The Indian did not answer at once. When he did, he surprised the boy.

“Mebbe me.” A soft, mocking laugh followed.

Johnny stared at him. “No,” he said at last. “No—no! He come on Reservation—he come away from Reservation. You no kill him. White man kill him.” Johnny tapped his chest. “Me, I know how”—pointing to the chief—“you know why. Traynor no fool. He watch. Man catch him when he sleep. If you not tell me his name, chief, easy me, I find out who brung you to town. Mebbe that man talk. Lots of men talk by and by. You talk now, eh?”

Thunder Bird shook his head determinedly. “No talk, me. You wait—two, t’ree day you find out.”

It was an artful answer. Johnny understood the cunning insinuation it carried. A muttered “Humph!” escaped him. “You mean, chief, that in two or three days somebody’ll find a man with a bullet hole clean through him or with a knife stuck in his back, and he’ll be the man that killed Traynor. I savvy your talk, but it don’t go. Dead men don’t talk. No talk, no good.”

“Man talk, jail catch um.”

This observation gave Johnny renewed hope. “You talk now,” he said, “law catch um man, no catch um you. No talk now, mebbe so law catch um you by and by.”

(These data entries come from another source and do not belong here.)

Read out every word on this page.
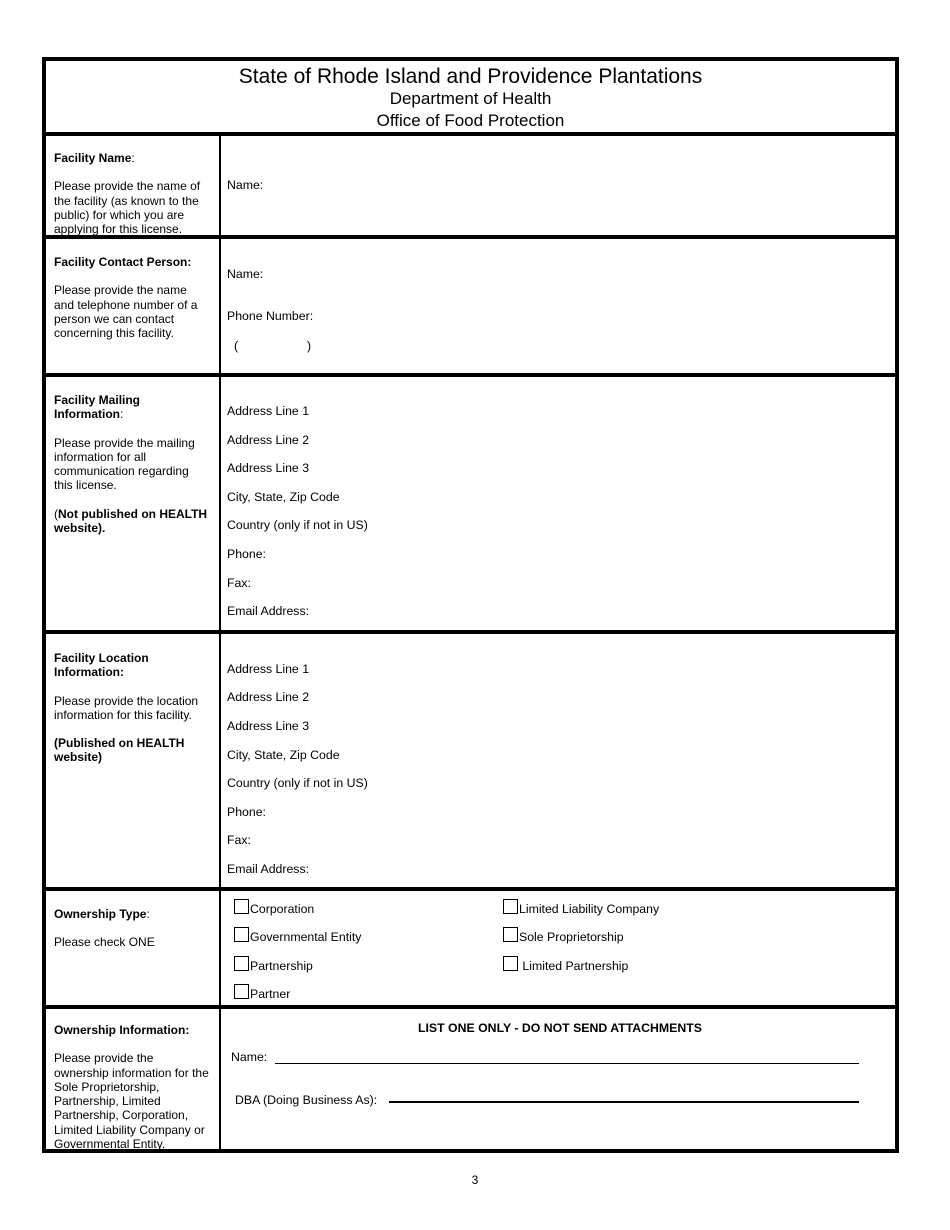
State of Rhode Island and Providence Plantations
Department of Health
Office of Food Protection
Facility Name:
Please provide the name of the facility (as known to the public) for which you are applying for this license.
Name:
Facility Contact Person:
Please provide the name and telephone number of a person we can contact concerning this facility.
Name:
Phone Number:
(	)
Facility Mailing Information:
Please provide the mailing information for all communication regarding this license.
(Not published on HEALTH website).
Address Line 1
Address Line 2
Address Line 3
City, State, Zip Code
Country (only if not in US)
Phone:
Fax:
Email Address:
Facility Location Information:
Please provide the location information for this facility.
(Published on HEALTH website)
Address Line 1
Address Line 2
Address Line 3
City, State, Zip Code
Country (only if not in US)
Phone:
Fax:
Email Address:
Ownership Type:
Please check ONE
Corporation
Governmental Entity
Partnership
Partner
Limited Liability Company
Sole Proprietorship
Limited Partnership
Ownership Information:
Please provide the ownership information for the Sole Proprietorship, Partnership, Limited Partnership, Corporation, Limited Liability Company or Governmental Entity.
LIST ONE ONLY - DO NOT SEND ATTACHMENTS
Name:
DBA (Doing Business As):
3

Thunder Bird was unmoved. “No,” he murmured. “Law no catch um me. Law no good for Indian—nothing no good for Indian. Piute make his own medicine.”

“Sometime Piute medicine is bad. No good all time,” Johnny argued. “I make good medicine for you, all the same you tell me.”

Thunder Bird would not unbend. Again and again Johnny tried to make him speak. The boy’s patience gave out in the end. He knew that in ten minutes the old Indian could clear up the mystery of Traynor’s death if he would. But, no; his dignity as a chief had been assailed, and Thunder Bird was going to avenge the wrong in his own way. He couldn’t have said it any plainer. And the prospective victim——Who else but old Aaron?